Merck, known as MSD outside the United States and Canada, announced that the U.S. Food and Drug Administration (FDA) has approved KEYTRUDA (pembrolizumab), the company’s anti-PD-1 (programmed death receptor-1) therapy, for the first-line treatment of patients with metastatic non-small cell lung cancer (NSCLC) whose tumors have high PD-L1 expression (tumor proportion score [TPS] of 50 percent or more) as determined by an FDA-approved test, with no EGFR or ALK genomic tumor aberrations. With this new indication, KEYTRUDA is now the only anti-PD-1 therapy to be approved in the first-line treatment setting for these patients. In addition, the FDA approved a labeling update to include data from KEYNOTE-010 in the second-line or greater treatment setting for patients with metastatic NSCLC whose tumors express PD-L1 (TPS of one percent or more) as determined by an FDA-approved test, with disease progression on or after platinum-containing chemotherapy. Patients with EGFR or ALK genomic tumor aberrations should have disease progression on FDA-approved therapy for these aberrations prior to receiving KEYTRUDA. In metastatic NSCLC, KEYTRUDA is approved for use at a fixed dose of 200 mg every three weeks until disease progression, unacceptable toxicity, or up to 24 months in patients without disease progression.

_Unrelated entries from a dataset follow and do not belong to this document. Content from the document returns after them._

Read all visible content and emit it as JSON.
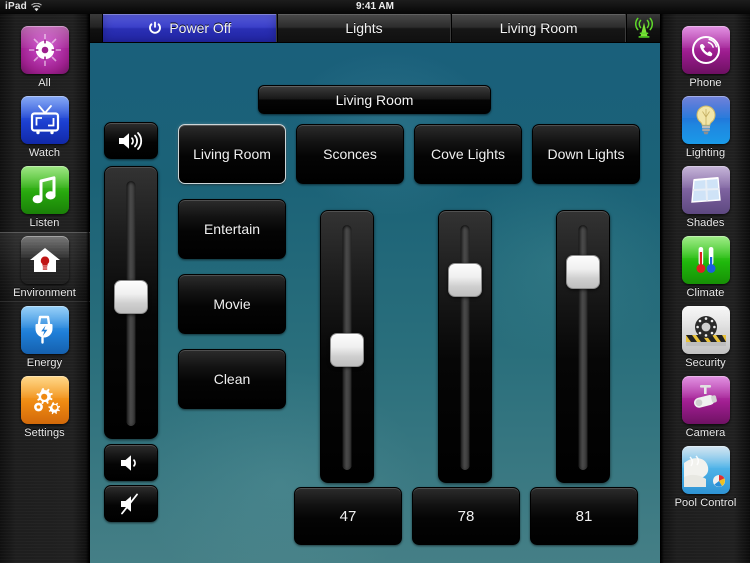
{
  "statusbar": {
    "device": "iPad",
    "wifi_icon": "wifi-icon",
    "time": "9:41 AM"
  },
  "navbar": {
    "power_icon": "power-icon",
    "buttons": [
      {
        "label": "Power Off",
        "active": true
      },
      {
        "label": "Lights",
        "active": false
      },
      {
        "label": "Living Room",
        "active": false
      }
    ],
    "signal_icon": "antenna-icon"
  },
  "left_sidebar": {
    "items": [
      {
        "label": "All",
        "icon": "compass-icon",
        "selected": false
      },
      {
        "label": "Watch",
        "icon": "television-icon",
        "selected": false
      },
      {
        "label": "Listen",
        "icon": "music-note-icon",
        "selected": false
      },
      {
        "label": "Environment",
        "icon": "house-bulb-icon",
        "selected": true
      },
      {
        "label": "Energy",
        "icon": "power-plug-icon",
        "selected": false
      },
      {
        "label": "Settings",
        "icon": "gears-icon",
        "selected": false
      }
    ]
  },
  "right_sidebar": {
    "items": [
      {
        "label": "Phone",
        "icon": "phone-icon",
        "selected": false
      },
      {
        "label": "Lighting",
        "icon": "lightbulb-icon",
        "selected": false
      },
      {
        "label": "Shades",
        "icon": "window-shades-icon",
        "selected": false
      },
      {
        "label": "Climate",
        "icon": "thermometer-icon",
        "selected": false
      },
      {
        "label": "Security",
        "icon": "alarm-siren-icon",
        "selected": false
      },
      {
        "label": "Camera",
        "icon": "security-camera-icon",
        "selected": false
      },
      {
        "label": "Pool Control",
        "icon": "pool-icon",
        "selected": false
      }
    ]
  },
  "main": {
    "room_title": "Living Room",
    "zone_buttons": [
      {
        "label": "Living Room",
        "selected": true
      },
      {
        "label": "Sconces",
        "selected": false
      },
      {
        "label": "Cove Lights",
        "selected": false
      },
      {
        "label": "Down Lights",
        "selected": false
      }
    ],
    "scene_buttons": [
      {
        "label": "Entertain"
      },
      {
        "label": "Movie"
      },
      {
        "label": "Clean"
      }
    ],
    "volume": {
      "up_icon": "volume-up-icon",
      "down_icon": "volume-down-icon",
      "mute_icon": "volume-mute-icon",
      "level": 55
    },
    "light_sliders": [
      {
        "name": "Sconces",
        "value": 47,
        "display": "47"
      },
      {
        "name": "Cove Lights",
        "value": 78,
        "display": "78"
      },
      {
        "name": "Down Lights",
        "value": 81,
        "display": "81"
      }
    ]
  },
  "colors": {
    "accent_blue": "#3a3fc8",
    "stage_top": "#1a5f7c",
    "stage_bottom": "#457f86",
    "rail_dark": "#1e1e1e",
    "button_black": "#000000",
    "text_light": "#f0f0f0"
  }
}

Immune-mediated adverse reactions occurred with KEYTRUDA including pneumonitis, colitis, hepatitis, endocrinopathies, and nephritis. Based on the severity of the adverse reaction, KEYTRUDA (pembrolizumab) should be withheld or discontinued and corticosteroids administered when appropriate. KEYTRUDA can also cause severe or life-threatening infusion-related reactions. Monitor patients for signs and symptoms of infusion-related reactions and for Grade 3 or 4 reactions, stop infusion and permanently discontinue KEYTRUDA. Based on its mechanism of action, KEYTRUDA can cause fetal harm when administered to a pregnant woman. Female patients of reproductive potential should be advised of the potential hazard to a fetus. For more information regarding immune-mediated and infusion-related adverse reactions and use in pregnancy, see “Selected Important Safety Information” below.

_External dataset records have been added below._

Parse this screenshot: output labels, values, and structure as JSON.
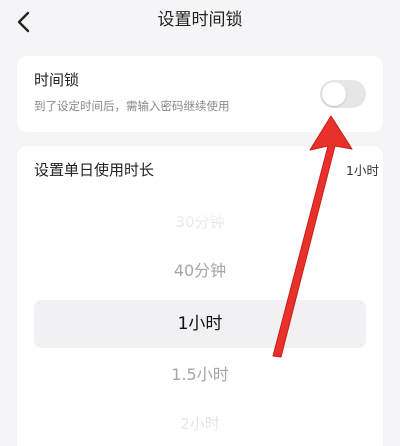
{
  "header": {
    "title": "设置时间锁",
    "back_icon": "chevron-left-icon"
  },
  "lock_card": {
    "title": "时间锁",
    "description": "到了设定时间后，需输入密码继续使用",
    "toggle_on": false
  },
  "duration_card": {
    "label": "设置单日使用时长",
    "selected_value": "1小时",
    "options": [
      "30分钟",
      "40分钟",
      "1小时",
      "1.5小时",
      "2小时"
    ],
    "selected_index": 2
  },
  "annotation": {
    "icon": "red-arrow-icon",
    "color": "#e8312b"
  },
  "colors": {
    "background": "#f5f5f7",
    "card": "#ffffff",
    "toggle_off": "#e6e6e8"
  }
}
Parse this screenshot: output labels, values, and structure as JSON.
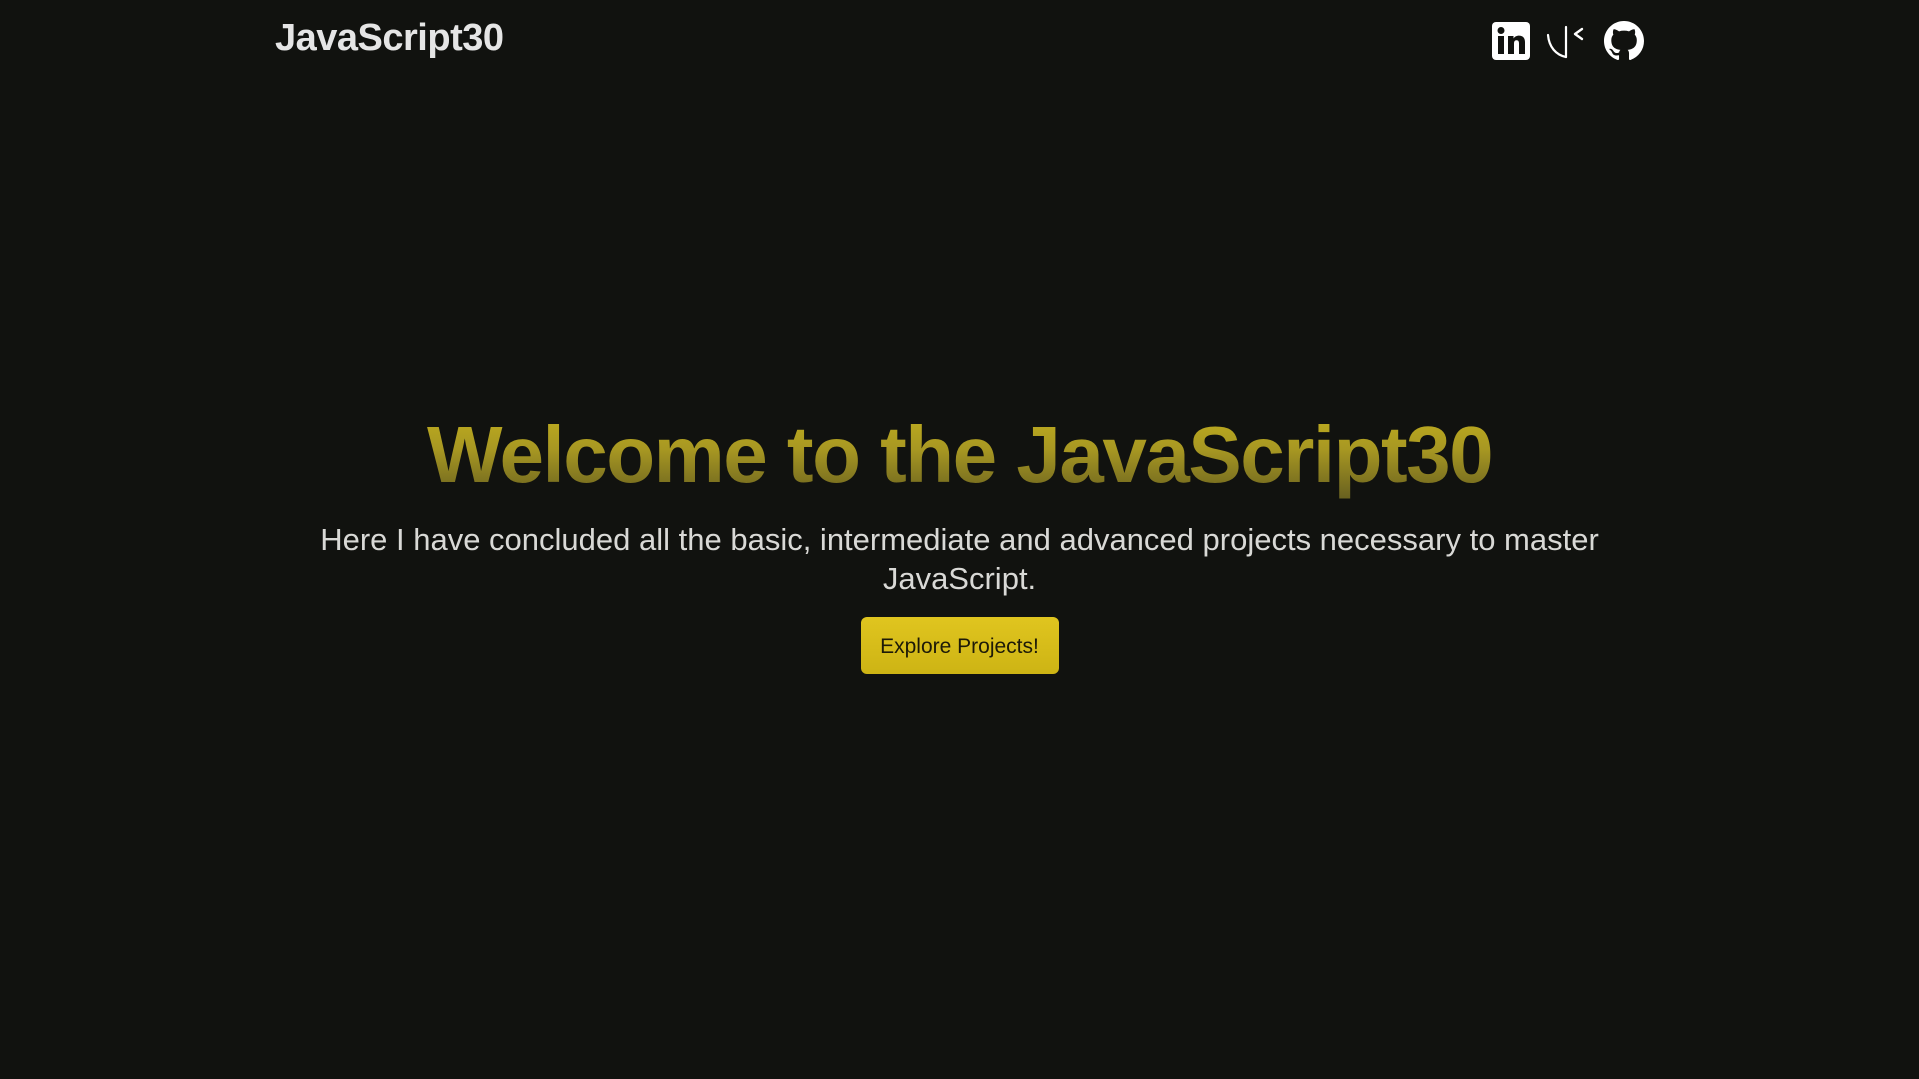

“KEYTRUDA improved survival, compared to traditional chemotherapy, in patients with non-small cell lung cancer whose tumors express high levels of PD-L1,” said Roger M. Perlmutter, M.D., Ph.D., president, Merck Research Laboratories. “The approval of KEYTRUDA for the first-line treatment of metastatic non-small cell lung cancer has the potential to change the treatment landscape for these patients.”
“With this new indication, KEYTRUDA can now be a first treatment option instead of chemotherapy for patients with metastatic non-small cell lung cancer whose tumors express high levels of PD-L1,” said Roy S. Herbst, M.D., Ph.D., professor of medicine and chief of medical oncology, Yale Cancer Center and Smilow Cancer Hospital at Yale New Haven. “These data reaffirm the importance of testing for PD-L1 expression in non-small cell lung cancer in order to identify those patients who are most likely to benefit from treatment with KEYTRUDA.”

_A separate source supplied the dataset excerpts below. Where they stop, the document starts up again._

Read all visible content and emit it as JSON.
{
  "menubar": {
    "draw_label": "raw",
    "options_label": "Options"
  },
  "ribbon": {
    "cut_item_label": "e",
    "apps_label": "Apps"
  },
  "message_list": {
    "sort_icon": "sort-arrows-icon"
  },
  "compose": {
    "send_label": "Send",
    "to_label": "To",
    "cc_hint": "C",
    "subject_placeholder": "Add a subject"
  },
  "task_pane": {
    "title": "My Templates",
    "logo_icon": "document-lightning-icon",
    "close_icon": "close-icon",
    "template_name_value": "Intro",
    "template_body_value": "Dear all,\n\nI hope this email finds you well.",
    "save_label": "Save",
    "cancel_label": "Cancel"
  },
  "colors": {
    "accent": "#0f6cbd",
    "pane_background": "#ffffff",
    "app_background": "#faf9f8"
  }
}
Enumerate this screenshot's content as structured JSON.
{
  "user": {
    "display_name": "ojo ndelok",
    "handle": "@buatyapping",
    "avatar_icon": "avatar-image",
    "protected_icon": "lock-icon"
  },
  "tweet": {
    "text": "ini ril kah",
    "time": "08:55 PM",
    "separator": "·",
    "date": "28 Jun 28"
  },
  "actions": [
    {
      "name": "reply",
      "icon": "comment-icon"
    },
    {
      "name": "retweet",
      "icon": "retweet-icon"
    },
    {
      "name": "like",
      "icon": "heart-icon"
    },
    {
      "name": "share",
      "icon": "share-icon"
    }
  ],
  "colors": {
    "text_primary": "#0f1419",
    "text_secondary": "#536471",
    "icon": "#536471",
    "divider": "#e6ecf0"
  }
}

Data Supporting First-Line Approval
The approval was based on data from KEYNOTE-024, a randomized, open-label, phase 3 study evaluating KEYTRUDA monotherapy compared to standard of care (SOC) platinum-containing chemotherapy for the treatment of patients with both squamous (18 percent) and non-squamous (82 percent) metastatic NSCLC. The study enrolled patients who had not received prior systemic chemotherapy treatment for their metastatic disease and whose tumors had high PD-L1 expression (TPS of 50 percent or more) and with no EGFR or ALK aberrations. The study randomized 305 patients to receive KEYTRUDA (200 mg every three weeks) or investigator-choice SOC platinum-based chemotherapy (pemetrexed+carboplatin, pemetrexed+cisplatin, gemcitabine+cisplatin, gemcitabine+carboplatin, or paclitaxel+carboplatin). Pemetrexed maintenance therapy was permitted for patients with non-squamous histologies. The primary endpoint was progression-free survival (PFS); additional efficacy outcome measures were overall survival (OS) and overall response rate (ORR).
Based on an interim analysis demonstrating KEYTRUDA (pembrolizumab) was superior compared to chemotherapy for both the primary endpoint of PFS and the secondary endpoint of OS, the trial was stopped early in June 2016 to give patients still on chemotherapy the opportunity to receive KEYTRUDA.
Findings demonstrated that KEYTRUDA reduced the risk of progression or death by 50 percent compared to chemotherapy (HR, 0.50 [95percent CI, 0.37, 0.68]; p<0.001). Additionally, KEYTRUDA resulted in a 40 percent reduction in the risk of death compared to chemotherapy (HR, 0.60 [95percent CI, 0.41, 0.89]; p=0.005).